With their brands, every word they say gets amplified. The Oxford study has been parroted in over 400 other academic journals, without any of the questions I raise. Gartner issues hundreds of similar predictions each year and rarely goes back and audits them for accuracy.

Business executives know how to take such analysis with a pinch of salt. They even have a term for it — FUD. But the average citizen feels paranoid. It’s showing up in alarm in government policy.

Switzerland was the first of many countries which plan to hold a referendum on “Universal Basic Income” — a payment to each citizen irrespective of work status. It is being justified on the assumption we are moving to jobless societies. If Gartner can project a third of jobs gone by 2025, and Oxford even higher, you can see why people are panicked.
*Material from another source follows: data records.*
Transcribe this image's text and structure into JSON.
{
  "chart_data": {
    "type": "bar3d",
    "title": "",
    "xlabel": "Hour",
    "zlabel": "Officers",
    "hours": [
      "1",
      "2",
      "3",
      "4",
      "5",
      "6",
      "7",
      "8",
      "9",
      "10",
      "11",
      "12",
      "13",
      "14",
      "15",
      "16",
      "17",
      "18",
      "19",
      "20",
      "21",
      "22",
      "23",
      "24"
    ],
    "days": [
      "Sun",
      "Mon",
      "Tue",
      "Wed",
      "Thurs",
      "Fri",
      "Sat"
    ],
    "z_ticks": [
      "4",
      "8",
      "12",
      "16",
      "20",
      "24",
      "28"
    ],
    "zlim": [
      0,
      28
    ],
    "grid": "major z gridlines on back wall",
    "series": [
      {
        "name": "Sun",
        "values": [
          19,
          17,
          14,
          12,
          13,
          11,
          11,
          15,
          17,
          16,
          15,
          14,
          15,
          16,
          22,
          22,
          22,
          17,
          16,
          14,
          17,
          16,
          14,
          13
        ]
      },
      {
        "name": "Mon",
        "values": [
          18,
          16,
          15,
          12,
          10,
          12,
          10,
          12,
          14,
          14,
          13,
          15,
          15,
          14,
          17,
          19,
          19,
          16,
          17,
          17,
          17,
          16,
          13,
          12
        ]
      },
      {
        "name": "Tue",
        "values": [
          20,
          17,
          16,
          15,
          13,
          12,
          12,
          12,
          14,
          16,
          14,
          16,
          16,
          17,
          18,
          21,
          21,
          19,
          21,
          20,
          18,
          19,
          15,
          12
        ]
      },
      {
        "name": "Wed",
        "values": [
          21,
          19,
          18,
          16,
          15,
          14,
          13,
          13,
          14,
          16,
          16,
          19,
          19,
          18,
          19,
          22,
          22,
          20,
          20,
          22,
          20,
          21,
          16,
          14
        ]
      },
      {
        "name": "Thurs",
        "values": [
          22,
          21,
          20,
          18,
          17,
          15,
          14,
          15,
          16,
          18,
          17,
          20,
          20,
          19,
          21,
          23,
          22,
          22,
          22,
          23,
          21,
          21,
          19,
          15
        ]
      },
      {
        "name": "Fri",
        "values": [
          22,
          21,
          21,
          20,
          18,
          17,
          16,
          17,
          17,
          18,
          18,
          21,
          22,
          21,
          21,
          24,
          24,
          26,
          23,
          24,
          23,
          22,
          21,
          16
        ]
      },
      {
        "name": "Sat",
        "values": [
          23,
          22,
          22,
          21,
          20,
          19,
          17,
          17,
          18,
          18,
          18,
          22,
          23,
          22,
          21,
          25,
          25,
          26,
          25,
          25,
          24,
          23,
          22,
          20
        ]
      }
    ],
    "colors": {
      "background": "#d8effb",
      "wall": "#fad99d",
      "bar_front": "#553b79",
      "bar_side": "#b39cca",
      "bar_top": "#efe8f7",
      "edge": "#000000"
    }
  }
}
It’s time to ask the pessimists for the data which justifies their dire predictions,

Predicting the future has always been risky. The pushback I get is the past is a poor indicator of the future. I say then we should quit teaching regression analysis in Stats 101. Trend lines across a time series of data — in my case going back a century — should count for something. My analysis over a century showed only gradual impact on jobs. I saw jobs being transformed, more than destroyed.

The reality is there are compute evolution curves, and then there are adoption curves. The former are becoming exponential (but they have been since Gordon Moore wrote about his famous law in 1965) , the latter not so much. As I analyze in the book, there are societal “circuit-breakers to over automation” which stops technology from being absorbed at dystopian rates.

Our thought leaders should be more responsible in their pronouncements. And we should not be afraid to challenge them for justification of their pessimism, before we set up a new wave of social programs which could cost us trillions and potentially destroy our work ethic.